First: how can Alternative History be defined?

The Collins English Dictionary defines alternative history as “a genre of fiction in which the author speculates on how the course of history might have been altered if a particular historical event had had a different outcome.”

From Wikipeida:

These stories usually contain “what if” scenarios at crucial points in history and present outcomes other than those in the historical record. The stories are conjectural, but are sometimes based on fact. Alternate history has been seen as a subgenre of literary fiction, science fiction, or historical fiction; alternate history works may use tropes from any or all of these genres. 

My first exposure to Alt History was “Guns Of The South” by Harry Turtledove. From Wikipedia:

In January 1864, the Confederacy is on the verge of losing the war against the United States. Men with strange accents and oddly mottled clothing approach Robert E. Lee at the headquarters of the Army of Northern Virginia, demonstrating a rifle far superior to all other firearms of the time. The men call their organization “America Will Break” (or “AWB”). They offer to supply the Confederate army with these rifles, which they refer to as AK-47s. The weapons operate on chemical and engineering principles unknown to Confederate military engineers. The AWB establish a base in the little town of Rivington, North Carolina, making it into a combined fortress and arsenal. 

The books continues with an adverture/military thriller plot.

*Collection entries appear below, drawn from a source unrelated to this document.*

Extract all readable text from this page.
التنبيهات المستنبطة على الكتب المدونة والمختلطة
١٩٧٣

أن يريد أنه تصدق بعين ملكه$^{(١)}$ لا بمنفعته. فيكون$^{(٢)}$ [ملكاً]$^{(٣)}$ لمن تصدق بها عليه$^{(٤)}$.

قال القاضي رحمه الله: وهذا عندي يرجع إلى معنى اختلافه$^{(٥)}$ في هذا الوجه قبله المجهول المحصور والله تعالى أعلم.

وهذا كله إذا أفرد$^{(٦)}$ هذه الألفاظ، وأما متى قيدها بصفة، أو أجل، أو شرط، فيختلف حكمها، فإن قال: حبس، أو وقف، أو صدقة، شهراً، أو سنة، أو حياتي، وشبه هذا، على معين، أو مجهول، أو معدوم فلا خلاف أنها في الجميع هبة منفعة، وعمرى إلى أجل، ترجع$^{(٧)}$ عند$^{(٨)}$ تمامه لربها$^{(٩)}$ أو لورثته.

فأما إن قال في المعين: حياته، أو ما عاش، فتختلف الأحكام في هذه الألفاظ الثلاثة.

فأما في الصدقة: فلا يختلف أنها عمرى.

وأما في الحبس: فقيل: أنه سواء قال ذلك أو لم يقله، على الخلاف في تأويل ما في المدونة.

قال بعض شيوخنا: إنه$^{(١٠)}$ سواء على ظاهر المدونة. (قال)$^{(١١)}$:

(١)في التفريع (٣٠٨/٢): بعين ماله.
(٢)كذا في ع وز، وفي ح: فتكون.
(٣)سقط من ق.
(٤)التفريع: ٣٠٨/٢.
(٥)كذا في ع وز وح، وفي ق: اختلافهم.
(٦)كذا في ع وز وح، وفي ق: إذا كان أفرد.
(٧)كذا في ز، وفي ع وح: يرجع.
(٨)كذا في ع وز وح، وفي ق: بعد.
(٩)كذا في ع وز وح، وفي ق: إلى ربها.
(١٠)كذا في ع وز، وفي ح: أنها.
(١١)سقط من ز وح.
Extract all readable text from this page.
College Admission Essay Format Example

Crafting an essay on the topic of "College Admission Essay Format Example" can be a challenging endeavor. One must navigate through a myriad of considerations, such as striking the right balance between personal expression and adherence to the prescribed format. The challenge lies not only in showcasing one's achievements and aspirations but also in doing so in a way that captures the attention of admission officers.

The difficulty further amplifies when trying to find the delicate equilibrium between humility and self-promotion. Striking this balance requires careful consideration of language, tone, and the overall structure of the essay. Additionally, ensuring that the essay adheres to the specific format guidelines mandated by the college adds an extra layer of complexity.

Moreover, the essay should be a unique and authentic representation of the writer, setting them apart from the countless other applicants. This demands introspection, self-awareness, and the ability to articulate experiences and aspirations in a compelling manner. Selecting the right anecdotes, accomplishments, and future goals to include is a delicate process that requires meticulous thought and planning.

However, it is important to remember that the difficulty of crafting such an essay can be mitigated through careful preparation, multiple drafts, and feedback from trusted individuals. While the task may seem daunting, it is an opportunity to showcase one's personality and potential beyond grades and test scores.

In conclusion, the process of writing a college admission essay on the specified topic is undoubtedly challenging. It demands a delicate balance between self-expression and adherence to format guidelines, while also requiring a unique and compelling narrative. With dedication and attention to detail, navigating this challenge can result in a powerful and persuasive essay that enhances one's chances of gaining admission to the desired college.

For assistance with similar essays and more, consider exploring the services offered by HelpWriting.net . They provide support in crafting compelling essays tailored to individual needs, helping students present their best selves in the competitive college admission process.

The second exposure was Eric Flint’s “1632”. Wikipedia:

The fictional town of Grantville, West Virginia (modeled on the real West Virginia town of Mannington) and its power plant are displaced in space-time, through a side effect of a mysterious alien civilization.[2]

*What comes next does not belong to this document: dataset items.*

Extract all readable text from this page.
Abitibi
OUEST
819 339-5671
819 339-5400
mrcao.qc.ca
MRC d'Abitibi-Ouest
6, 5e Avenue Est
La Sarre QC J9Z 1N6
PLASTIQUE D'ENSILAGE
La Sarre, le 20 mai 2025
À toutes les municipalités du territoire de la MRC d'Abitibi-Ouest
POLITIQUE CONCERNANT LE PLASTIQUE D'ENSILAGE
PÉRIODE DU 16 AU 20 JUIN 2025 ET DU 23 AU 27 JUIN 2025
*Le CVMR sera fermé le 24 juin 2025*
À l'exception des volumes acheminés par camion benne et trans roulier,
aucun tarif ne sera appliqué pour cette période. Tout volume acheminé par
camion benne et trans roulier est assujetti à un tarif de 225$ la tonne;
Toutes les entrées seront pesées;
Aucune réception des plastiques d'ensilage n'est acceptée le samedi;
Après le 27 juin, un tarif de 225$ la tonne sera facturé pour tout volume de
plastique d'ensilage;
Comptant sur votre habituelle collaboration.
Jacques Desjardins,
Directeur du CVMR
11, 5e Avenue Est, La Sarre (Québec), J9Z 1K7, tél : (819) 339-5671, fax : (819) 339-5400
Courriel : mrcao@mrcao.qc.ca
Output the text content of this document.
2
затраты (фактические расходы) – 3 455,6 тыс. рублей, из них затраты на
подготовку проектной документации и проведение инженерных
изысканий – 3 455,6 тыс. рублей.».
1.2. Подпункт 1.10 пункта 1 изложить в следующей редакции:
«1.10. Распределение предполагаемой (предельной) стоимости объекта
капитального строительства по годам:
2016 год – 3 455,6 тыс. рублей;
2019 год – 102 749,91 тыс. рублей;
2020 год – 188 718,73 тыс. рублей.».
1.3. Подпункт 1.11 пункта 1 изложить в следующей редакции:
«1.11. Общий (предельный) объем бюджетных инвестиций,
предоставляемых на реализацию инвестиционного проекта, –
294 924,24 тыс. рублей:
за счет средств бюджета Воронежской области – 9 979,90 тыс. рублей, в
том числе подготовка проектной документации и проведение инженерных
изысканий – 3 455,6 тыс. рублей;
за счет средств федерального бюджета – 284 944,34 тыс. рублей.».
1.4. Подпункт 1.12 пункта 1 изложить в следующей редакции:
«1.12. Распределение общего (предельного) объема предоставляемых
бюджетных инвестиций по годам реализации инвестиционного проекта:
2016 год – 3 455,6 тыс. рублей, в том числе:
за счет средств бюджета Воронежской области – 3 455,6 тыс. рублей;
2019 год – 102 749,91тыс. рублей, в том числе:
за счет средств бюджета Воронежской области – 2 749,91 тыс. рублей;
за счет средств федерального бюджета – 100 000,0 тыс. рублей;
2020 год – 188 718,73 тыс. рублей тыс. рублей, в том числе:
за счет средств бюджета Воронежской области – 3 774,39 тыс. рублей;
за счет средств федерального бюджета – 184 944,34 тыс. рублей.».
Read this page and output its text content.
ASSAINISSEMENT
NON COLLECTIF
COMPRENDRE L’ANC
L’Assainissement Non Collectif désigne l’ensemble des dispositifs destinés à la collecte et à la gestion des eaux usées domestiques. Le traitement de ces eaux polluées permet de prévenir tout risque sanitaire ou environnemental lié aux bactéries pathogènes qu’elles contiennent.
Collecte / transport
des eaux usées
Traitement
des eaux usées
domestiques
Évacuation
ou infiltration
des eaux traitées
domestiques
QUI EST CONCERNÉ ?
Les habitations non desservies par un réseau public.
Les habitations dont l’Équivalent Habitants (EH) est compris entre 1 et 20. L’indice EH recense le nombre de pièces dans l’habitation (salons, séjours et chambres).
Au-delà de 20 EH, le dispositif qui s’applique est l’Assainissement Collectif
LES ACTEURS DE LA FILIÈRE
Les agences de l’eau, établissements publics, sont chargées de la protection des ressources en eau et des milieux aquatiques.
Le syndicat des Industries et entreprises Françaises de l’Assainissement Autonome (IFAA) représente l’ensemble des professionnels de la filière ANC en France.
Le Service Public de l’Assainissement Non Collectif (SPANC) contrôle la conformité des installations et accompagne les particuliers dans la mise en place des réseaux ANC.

A hemispherical section of land about three miles in radius measured from the town center is transported back in time and space from April 2000 to May 1631, from North America to the central Holy Roman Empire. The town is thrust into the middle of the Thirty Years’ War, in the German province of Thuringia in the Thuringer Wald, near the fictional German free city of Badenburg. This Assiti Shards effect occurs during a wedding reception, accounting for the presence of several people not native to the town, including a doctor and his daughter, a paramedic. Real Thuringian municipalities located close to Grantville are posited as Weimar, Jena, Saalfeld and the more remote Erfurt, Arnstadt, and Eisenach well to the south of Halle and Leipzig.

Grantville, led by Mike Stearns, president of the local chapter of the United Mine Workers of America (UMWA), must cope with the town’s space-time dislocation, the surrounding raging war, language barriers, and numerous social and political issues, including class conflict, witchcraft, feminism, the reformation and the counter-reformation, among many other factors. One complication is a compounding of the food shortage when the town is flooded by refugees from the war. The 1631 locals experience a culture shock when exposed to the mores of contemporary American society, including modern dress, sexual egalitarianism, and boisterous American-style politics.

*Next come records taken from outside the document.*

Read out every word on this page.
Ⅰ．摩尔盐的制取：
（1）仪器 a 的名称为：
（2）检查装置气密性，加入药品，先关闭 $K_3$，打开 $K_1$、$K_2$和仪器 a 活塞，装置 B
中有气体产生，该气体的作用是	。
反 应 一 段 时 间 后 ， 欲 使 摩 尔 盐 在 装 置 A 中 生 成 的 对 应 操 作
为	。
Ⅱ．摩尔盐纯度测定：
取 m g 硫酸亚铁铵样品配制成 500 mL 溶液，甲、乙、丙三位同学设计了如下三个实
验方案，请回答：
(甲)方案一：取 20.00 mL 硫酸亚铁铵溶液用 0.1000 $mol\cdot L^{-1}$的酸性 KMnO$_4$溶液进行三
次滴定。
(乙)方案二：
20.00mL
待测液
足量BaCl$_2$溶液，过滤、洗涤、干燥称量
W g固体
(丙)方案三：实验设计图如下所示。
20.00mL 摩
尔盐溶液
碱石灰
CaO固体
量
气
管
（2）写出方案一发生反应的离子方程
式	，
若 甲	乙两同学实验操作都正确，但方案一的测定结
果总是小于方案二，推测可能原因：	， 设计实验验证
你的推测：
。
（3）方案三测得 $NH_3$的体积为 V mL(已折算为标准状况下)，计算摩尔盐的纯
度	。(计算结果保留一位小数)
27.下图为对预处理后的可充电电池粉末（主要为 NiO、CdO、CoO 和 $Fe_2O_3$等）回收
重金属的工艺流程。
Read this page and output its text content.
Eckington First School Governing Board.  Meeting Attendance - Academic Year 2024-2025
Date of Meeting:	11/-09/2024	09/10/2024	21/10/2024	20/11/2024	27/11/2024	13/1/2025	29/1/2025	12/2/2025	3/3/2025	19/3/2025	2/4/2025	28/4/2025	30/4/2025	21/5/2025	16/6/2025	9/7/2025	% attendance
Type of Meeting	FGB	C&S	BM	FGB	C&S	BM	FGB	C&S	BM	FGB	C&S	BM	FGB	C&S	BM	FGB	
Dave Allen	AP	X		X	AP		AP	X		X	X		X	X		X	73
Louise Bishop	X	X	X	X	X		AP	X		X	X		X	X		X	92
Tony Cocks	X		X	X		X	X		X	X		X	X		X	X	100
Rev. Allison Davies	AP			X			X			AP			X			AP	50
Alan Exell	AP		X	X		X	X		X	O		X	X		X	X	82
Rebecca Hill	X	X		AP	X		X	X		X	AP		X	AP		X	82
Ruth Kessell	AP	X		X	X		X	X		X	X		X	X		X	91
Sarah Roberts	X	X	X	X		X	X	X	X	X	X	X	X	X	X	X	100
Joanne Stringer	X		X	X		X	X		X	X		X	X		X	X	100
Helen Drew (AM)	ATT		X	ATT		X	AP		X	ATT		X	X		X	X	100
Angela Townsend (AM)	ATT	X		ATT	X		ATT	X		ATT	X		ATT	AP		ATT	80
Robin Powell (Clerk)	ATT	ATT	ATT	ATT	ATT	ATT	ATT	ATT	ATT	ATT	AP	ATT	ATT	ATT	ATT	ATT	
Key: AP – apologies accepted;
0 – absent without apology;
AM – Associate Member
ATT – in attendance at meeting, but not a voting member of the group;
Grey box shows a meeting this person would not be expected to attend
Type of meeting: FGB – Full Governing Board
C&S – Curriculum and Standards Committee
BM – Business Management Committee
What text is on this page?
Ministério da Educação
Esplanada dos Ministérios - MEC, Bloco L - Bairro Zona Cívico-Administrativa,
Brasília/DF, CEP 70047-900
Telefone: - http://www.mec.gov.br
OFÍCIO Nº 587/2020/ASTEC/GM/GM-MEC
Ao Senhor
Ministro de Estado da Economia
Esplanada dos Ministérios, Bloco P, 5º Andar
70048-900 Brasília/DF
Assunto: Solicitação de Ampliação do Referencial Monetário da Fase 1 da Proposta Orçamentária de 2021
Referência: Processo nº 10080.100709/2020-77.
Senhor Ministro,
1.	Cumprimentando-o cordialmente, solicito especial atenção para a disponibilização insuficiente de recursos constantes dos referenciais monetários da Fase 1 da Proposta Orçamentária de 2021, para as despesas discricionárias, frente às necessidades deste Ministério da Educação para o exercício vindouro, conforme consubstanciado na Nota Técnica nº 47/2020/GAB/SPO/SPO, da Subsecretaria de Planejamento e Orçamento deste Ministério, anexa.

Dr. Flint is a historian, so he was able to both make the middle ages interesting as well as historically accurate. (Well, except for the part where part of West Virginia plops into the Thirty Years’ War).

Warning: reading Alternative History can get one interested in real history.

So back to the question: Why read Alternative History?

My answers:

  1. Entertaining as well as informative.
  2. Makes “history” alive as opposed to just memorized (and boring) names and dates.
  3. Expands one’s knowledgable of different cultures and customs.
  4. Enables one to realize that a lot of people worked, suffered, and died to get our world to where it is now.

Okay, I can’t leave you without mentioning another Alternative History series. Jasper Fforde’s “Thursday Next” series.

  • Thursday Next is the female protagonist.
  • Setting: alternative England. Roughly now.
  • First book: “The Eyre Affair” in which Jane Eyre is kidnapped out of her book.

Okay, there’s less “alternative” than fun in this series. But it got me into writing…as I figure the author must have really had a lot of fun writing this series.

Not to worry: I’m not gonna kidnap anyone out of their book.